After a bus accident from 1947, he was immobilized in bed; for this reason he was not arrested in the night of 5/6 May 1950 in the so-called "group of dignitaries", like his brother Alexandru, although he was under investigation by the Securitate.

He died on 24 March 1951 in Bucharest, after long suffering. He is buried in the Groaveri Cemetery in Brașov.

==Legacy==
Ion Lapedatu has his name on plaques on the natal house in Săcele, in the National College Andrei Șaguna, and on the National Bank of Romania – Sibiu Agency.

The conference hall of the National Bank of Romania, Regional Branch Cluj, is named after him.

His portrait hangs in the Governor's Gallery in the National Bank of Romania.
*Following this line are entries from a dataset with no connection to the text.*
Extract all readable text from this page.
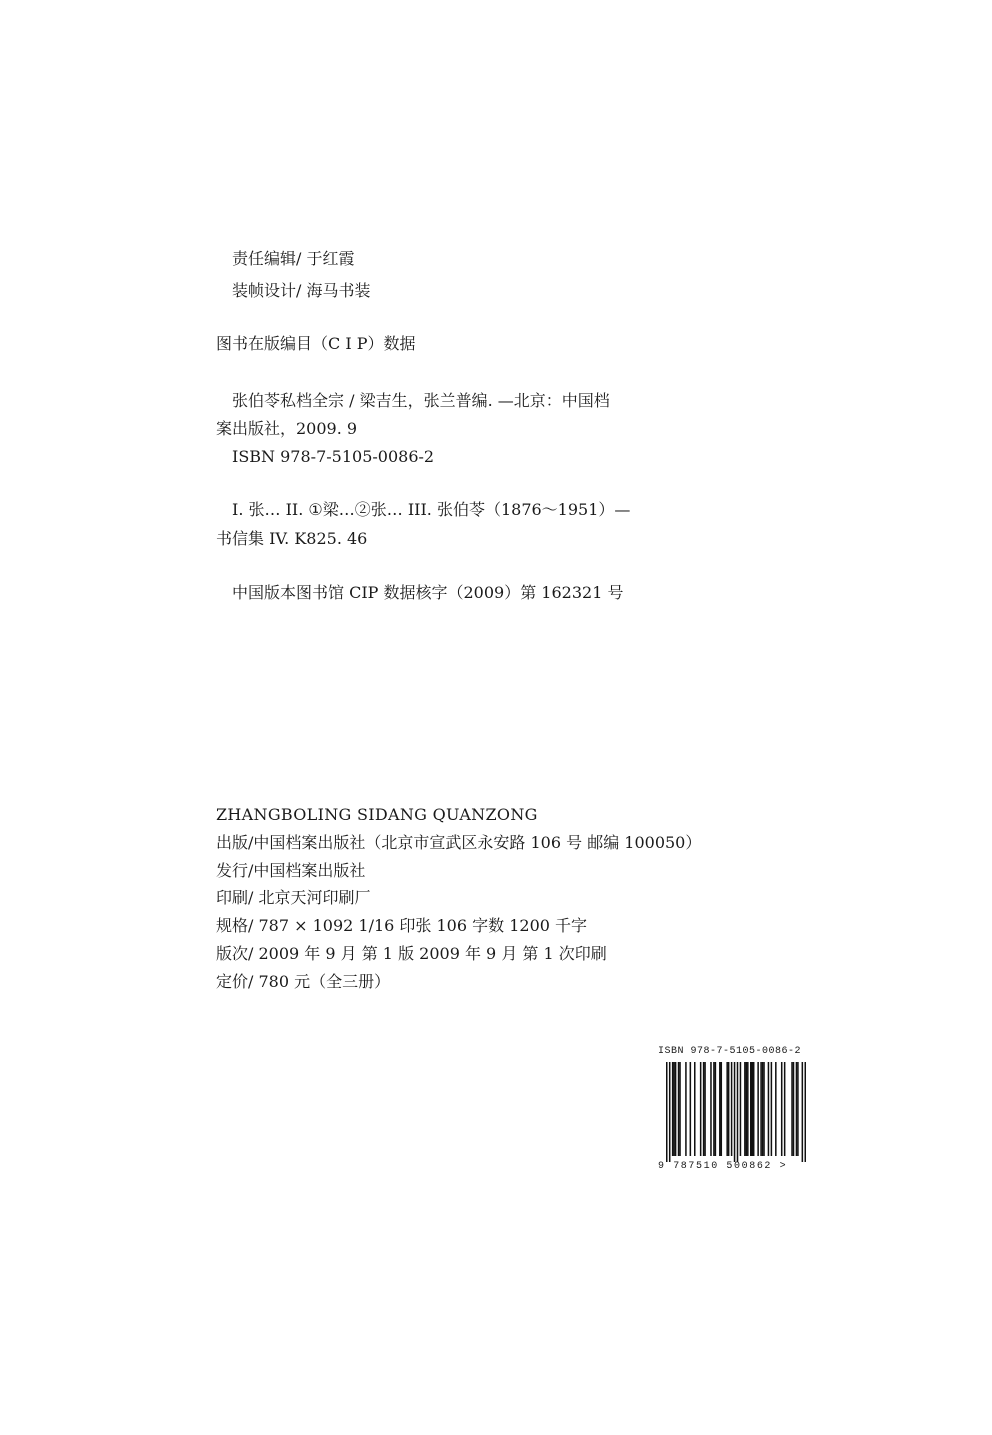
责任编辑/ 于红霞
装帧设计/ 海马书装
图书在版编目（C I P）数据
张伯苓私档全宗 / 梁吉生，张兰普编. —北京：中国档
案出版社，2009. 9
ISBN 978-7-5105-0086-2
I. 张… II. ①梁…②张… III. 张伯苓（1876～1951）—
书信集 IV. K825. 46
中国版本图书馆 CIP 数据核字（2009）第 162321 号
ZHANGBOLING SIDANG QUANZONG
出版/中国档案出版社（北京市宣武区永安路 106 号 邮编 100050）
发行/中国档案出版社
印刷/ 北京天河印刷厂
规格/ 787 × 1092 1/16 印张 106 字数 1200 千字
版次/ 2009 年 9 月 第 1 版 2009 年 9 月 第 1 次印刷
定价/ 780 元（全三册）
ISBN 978-7-5105-0086-2
9 787510 500862 >
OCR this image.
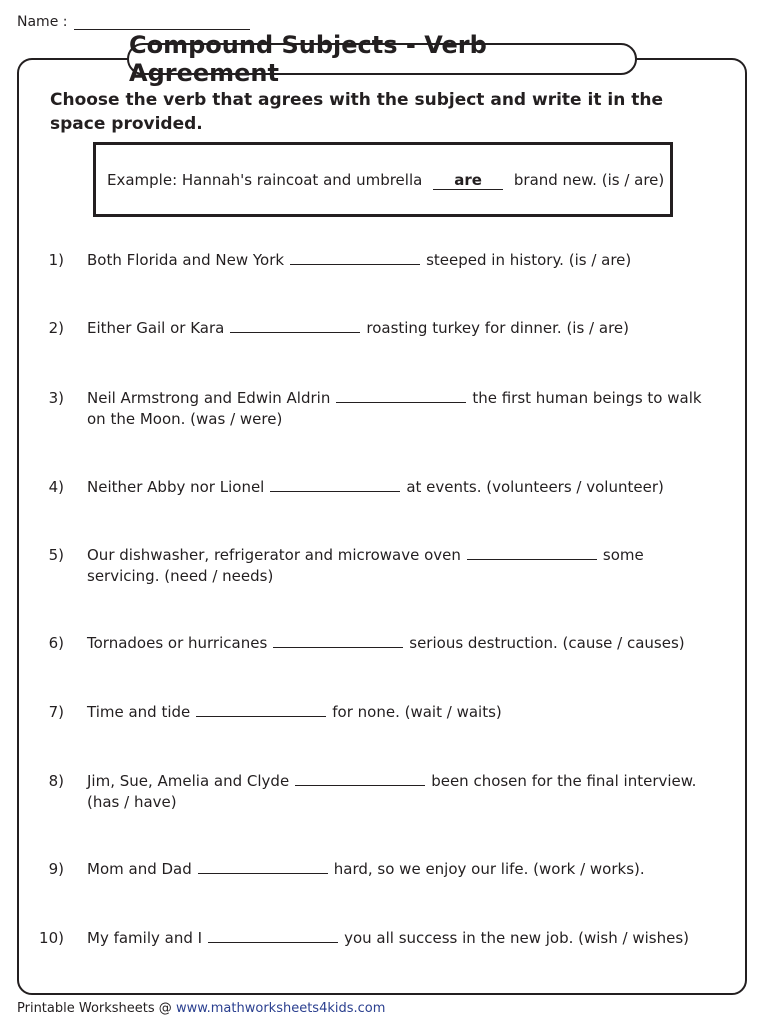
Name :
Compound Subjects - Verb Agreement
Choose the verb that agrees with the subject and write it in the space provided.
Example: Hannah's raincoat and umbrella are brand new. (is / are)
1) Both Florida and New York	steeped in history. (is / are)
2) Either Gail or Kara	roasting turkey for dinner. (is / are)
3) Neil Armstrong and Edwin Aldrin	the first human beings to walk on the Moon. (was / were)
4) Neither Abby nor Lionel	at events. (volunteers / volunteer)
5) Our dishwasher, refrigerator and microwave oven	some servicing. (need / needs)
6) Tornadoes or hurricanes	serious destruction. (cause / causes)
7) Time and tide	for none. (wait / waits)
8) Jim, Sue, Amelia and Clyde	been chosen for the final interview. (has / have)
9) Mom and Dad	hard, so we enjoy our life. (work / works).
10) My family and I	you all success in the new job. (wish / wishes)
Printable Worksheets @ www.mathworksheets4kids.com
The Bank issued in 2016 a coin series commemorating three Governors, Ion I. Câmpineanu, Mihail Manoilescu, and Ion Lapedatu.

Babeș-Bolyai University in Cluj-Napoca organizes the "Ion I. Lapedatu" Symposium of Banking History and Civilization.

A double monument for "Lapedatu Twins - Outstanding Personalities in the Generation of the Great Union. Alexandru I. Lapedatu (1876-1950), Ion. I. Lapedatu (1876-1951)" has been inaugurated on November 8, 2019, in Brașov.